At what value(s) of $x$ does $ \cos(x) = 7x$? For some reason, this question was posed to me on a calculus quiz, and I have completely drawn a blank on how to solve this problem.
If someone could explain how to solve this problem, it would be greatly appreciated.
Thanks.
At what value(s) of $x$ does $\cos(x) = 7x$?
 A: I will post an alternative iterative method.
Define a recurrence relation so that $a_0 = 1$ and $a_n = \dfrac{\cos(a_{n-1})}{7}$.
The solution to the problem is:
$$x = \lim_{n\to\infty} a_n.$$
The convergences of this series requires other math (Lipschitz constant satisfying certain conditions, etc.).
This may not work on a Ti-84 because of a lack of precision. 
A: We can approximate a solution $a$ of the equation $\cos x = 7x$ using Newton's Method. First observe that a solution to this is the same as a zero of the function $f(x) = 7x - \cos x$. So we'll apply Newton's method to $f(x)$, but we'll need to begin with a good starting value $x_0$.
Just by thinking about how the functions $y = 7x$ and $y = \cos x$ grow, you should be able to see immediately that any and all zeros of $f(x)$ must occur near $x = 0$. Indeed, since $-1 \leq -\cos x \leq 1$ for all $x$, you know that $7x - 1 \leq f(x) = 7x - \cos x \leq 7x + 1$. So if, for example, $x > 1/7$ you know that $0 = 7(1/7) - 1 < 7x - 1 < f(x)$, and similarly $f(x) < 0$ if $x < - 1/7$. So a safe bet for $x_0$ would be $x_0 = 0$ or $x_0 = 1$. Applying the formula $x_{n+1} = x_n - f(x_n)/f'(x_n)$ repeatedly will give you better and better approximations of one solution to this equation. (Now a question for you is: Is there only one such solution? Why?)
A: For variety...
Let $f(x) = \cos x - 7x$, and let $\alpha$ be the value $f(\alpha) = 0$. Let $g(x)$ be the inverse of $f(x)$ on an interval containing $\alpha$ and $0$.
Then, we have $g(0) = \alpha$ and $g(1) = 0$.

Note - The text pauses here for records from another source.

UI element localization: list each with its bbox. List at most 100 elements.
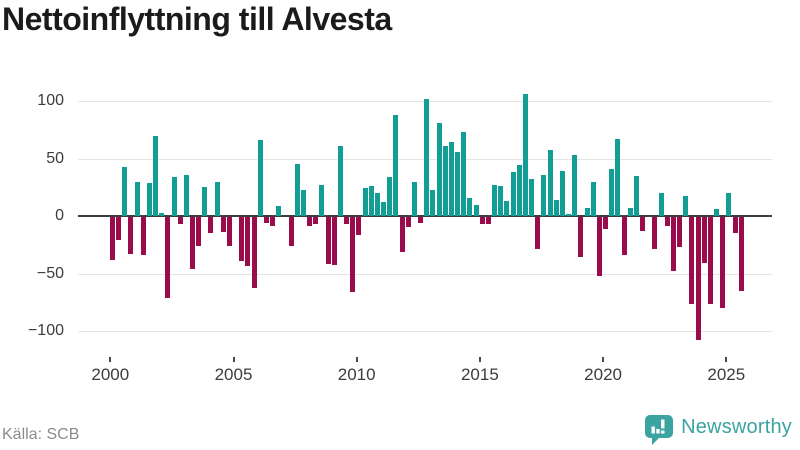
x-axis-label-2010: 2010: [337, 365, 376, 384]
bar-positive: [387, 176, 393, 216]
brand-logo: Newsworthy: [645, 414, 792, 446]
bar-positive: [146, 182, 152, 216]
bar-negative: [307, 217, 313, 227]
bar-positive: [658, 193, 664, 216]
bar-negative: [220, 217, 226, 232]
zero-axis-line: [78, 215, 772, 217]
bar-negative: [578, 217, 584, 258]
bar-negative: [405, 217, 411, 228]
bar-negative: [313, 217, 319, 224]
bar-negative: [479, 217, 485, 224]
bar-positive: [159, 212, 165, 216]
gridline--100: [78, 331, 772, 332]
bar-negative: [689, 217, 695, 305]
bar-negative: [239, 217, 245, 261]
bar-positive: [448, 142, 454, 216]
bar-negative: [331, 217, 337, 266]
bar-negative: [251, 217, 257, 289]
bar-negative: [720, 217, 726, 308]
bar-positive: [374, 193, 380, 216]
bar-positive: [529, 179, 535, 216]
y-axis-label--100: −100: [27, 322, 64, 339]
bar-negative: [535, 217, 541, 250]
bar-positive: [300, 189, 306, 216]
bar-negative: [738, 217, 744, 291]
bar-positive: [171, 176, 177, 216]
bar-negative: [670, 217, 676, 271]
bar-positive: [337, 145, 343, 216]
bar-positive: [214, 181, 220, 216]
bar-positive: [473, 204, 479, 216]
gridline--50: [78, 273, 772, 275]
bar-negative: [652, 217, 658, 250]
brand-name: Newsworthy: [681, 416, 792, 438]
x-axis-label-2000: 2000: [91, 365, 130, 384]
bar-negative: [701, 217, 707, 263]
bar-positive: [498, 186, 504, 216]
bar-negative: [190, 217, 195, 269]
bar-positive: [319, 184, 325, 216]
bar-positive: [183, 174, 189, 216]
bar-negative: [664, 217, 670, 227]
y-axis-label-100: 100: [37, 92, 64, 109]
x-axis-tick-2005: [232, 357, 235, 362]
bar-negative: [356, 217, 362, 236]
bar-positive: [541, 174, 547, 216]
bar-positive: [683, 196, 689, 216]
y-axis-label-50: 50: [46, 149, 64, 167]
bar-positive: [362, 188, 368, 216]
bar-negative: [165, 217, 171, 298]
bar-positive: [609, 168, 615, 216]
bar-positive: [553, 199, 559, 216]
bar-positive: [590, 181, 596, 216]
x-axis-tick-2010: [355, 357, 358, 362]
bar-positive: [202, 187, 208, 216]
bar-negative: [263, 217, 269, 223]
bar-positive: [584, 207, 590, 216]
bar-positive: [467, 197, 473, 216]
x-axis-label-2020: 2020: [584, 365, 622, 384]
bar-positive: [714, 209, 719, 216]
bar-positive: [633, 175, 639, 217]
y-axis-label-0: 0: [55, 207, 64, 224]
bar-negative: [485, 217, 491, 224]
bar-positive: [368, 186, 374, 216]
bar-positive: [276, 205, 282, 216]
bar-positive: [566, 213, 571, 216]
bar-negative: [140, 217, 146, 255]
bar-negative: [596, 217, 602, 276]
bar-positive: [393, 114, 399, 216]
bar-positive: [455, 151, 461, 216]
bar-positive: [522, 94, 528, 216]
bar-negative: [208, 217, 214, 234]
bar-negative: [621, 217, 627, 255]
x-axis-tick-2020: [602, 357, 605, 362]
bar-positive: [516, 165, 522, 216]
bar-positive: [547, 150, 553, 216]
bar-negative: [177, 217, 183, 224]
bar-positive: [381, 202, 387, 216]
bar-negative: [325, 217, 331, 265]
bar-negative: [270, 217, 276, 227]
bar-negative: [732, 217, 738, 234]
x-axis-tick-2015: [478, 357, 481, 362]
chart-title: Nettoinflyttning till Alvesta: [2, 1, 392, 37]
source-label: Källa: SCB: [2, 426, 80, 443]
bar-positive: [510, 172, 516, 216]
bar-negative: [226, 217, 232, 246]
bar-negative: [418, 217, 424, 223]
bar-negative: [109, 217, 115, 260]
x-axis-tick-2000: [109, 357, 112, 362]
bar-positive: [559, 171, 565, 216]
bar-negative: [677, 217, 682, 247]
bar-positive: [424, 98, 430, 216]
plot-area: 100 50 0 −50 −100 2000 2005 2010 2015 2020 2025: [27, 92, 772, 384]
bar-negative: [288, 217, 294, 246]
bar-positive: [153, 135, 158, 216]
bar-negative: [350, 217, 356, 292]
bar-positive: [442, 145, 448, 216]
bar-positive: [504, 201, 510, 216]
x-axis-label-2025: 2025: [707, 365, 746, 384]
bar-negative: [116, 217, 121, 240]
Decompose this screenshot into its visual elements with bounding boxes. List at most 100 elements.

$$g'(x) = \frac{1}{f'(g(x))} = \frac{1}{-\sin g(x) - 7 } $$
so we have the differential approximation
$$ g(x) \approx g(1) + g'(1) (x-1) = \frac{1-x}{7}$$
$$ g(0) \approx \frac{1}{7} $$
and, in fact, we have
$$ f\left(\frac{1}{7} \right) \approx -0.01018673955$$
A: As the other answerers point out, you can approximate the solution using Newton's method. But note that there are an infinite number of solution in the complex plane and there are exact expressions involving the roots. E.g., if S is the set of all the (complex) solutions of $\cos(z) = 7 z$, then:
$$\sum_{z\in S}\frac{1}{z^2} = 50$$
$$\sum_{z\in S}\frac{1}{z^3} = \frac{707}{2}$$
$$\sum_{z\in S}\frac{1}{z^4} = \frac{7498}{3}$$
The solution closest to the origin is the real solution and this then makes the largest contribution the above summations. A good approximation to the real root x is obtained by putting $ 1/x^4 = \frac{7498}{3}$, this gives $x\approx 0.1414308$.
An advantage of this method is that you can easily obtain a very good approximation to the root expressed as an nth root of a rational number without having to use a calculator.